To investigate the feasibility and pharmacokinetics of a once-daily regimen of 2000 mg saquinavir mesylate boosted with 100 mg ritonavir.

PATIENTS AND METHODS:

Patients successfully treated with 1000 mg saquinavir boosted with 100 mg ritonavir twice daily together with two nucleoside or nucleotide reverse transcriptase inhibitors [N(t)RTIs] who were switched to 2000 mg saquinavir with 100 mg ritonavir once daily with unchanged N(t)RTI therapy were analysed. CD4 cells, HIV-RNA PCR and metabolic parameters were compared between baseline and 3, 6, 9 and 12 months after the switch.

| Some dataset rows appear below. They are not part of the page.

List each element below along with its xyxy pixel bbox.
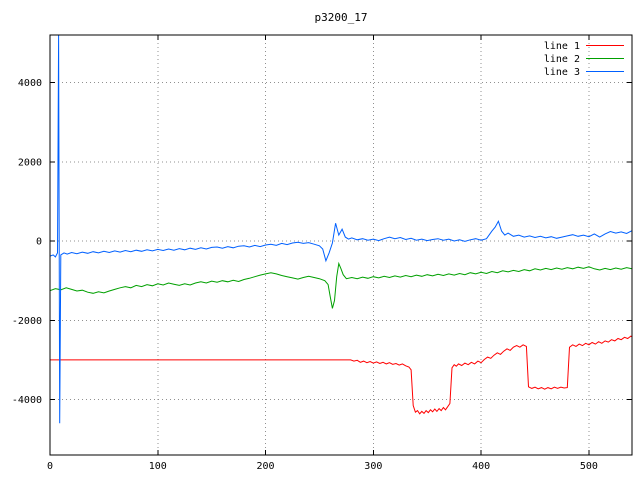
y-tick-label: 2000	[18, 157, 42, 168]
x-tick-label: 200	[257, 461, 275, 472]
y-tick-label: -2000	[12, 316, 42, 327]
plot-area: 0 100 200 300 400 500 -4000 -2000 0 2000 4000 line …	[12, 34, 633, 472]
x-tick-label: 0	[47, 461, 53, 472]
series-line-3	[50, 35, 632, 424]
legend-label: line 1	[544, 41, 580, 52]
x-tick-label: 300	[364, 461, 382, 472]
series-line-1	[50, 335, 632, 415]
series-line-2	[50, 261, 632, 309]
y-tick-label: -4000	[12, 395, 42, 406]
chart-title: p3200_17	[315, 11, 368, 24]
legend-label: line 3	[544, 67, 580, 78]
x-tick-label: 400	[472, 461, 490, 472]
y-tick-label: 0	[36, 237, 42, 248]
legend: line 1 line 2 line 3	[544, 41, 624, 78]
x-tick-label: 100	[149, 461, 167, 472]
y-tick-label: 4000	[18, 78, 42, 89]
x-tick-label: 500	[580, 461, 598, 472]
series-group	[50, 35, 632, 424]
plot-border	[49, 34, 633, 456]
legend-label: line 2	[544, 54, 580, 65]
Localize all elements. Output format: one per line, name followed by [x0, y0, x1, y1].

Saquinavir and ritonavir drug levels were measured before and a median of 3 weeks after switching from twice to once daily at 0, 1, 2, 4, 6, 9, 12 and 24 h after intake of the medication. The area under the serum concentration-time curve from 0 to 24 h (AUC(0-24)) was calculated using the trapezoidal rule.

RESULTS:

Eighteen patients (16 males, median age of 41 years) with a median CD4 cell count of 464 cells/mm(3) were analysed. HIV-RNA PCR remained <500 copies/mL for all patients. After switching from 100 mg twice daily to 100 mg once daily, the AUC(0-24) for ritonavir decreased significantly [21 874 to 10 267 ng.h/mL, geometric mean ratio (GMR) = 0.47; P < 0.001], whereas the AUC(0-24) for saquinavir decreased only marginally from 35 000 to 34 490 ng.h/mL (GMR = 0.99; P = 0.426). The CD4 cell count and the fasting metabolic parameters remained unchanged.

CONCLUSIONS:

Once-daily treatment with ritonavir-boosted saquinavir was well tolerated and resulted in similar saquinavir drug exposure despite much lower ritonavir concentrations when compared with a twice-daily dosing schedule.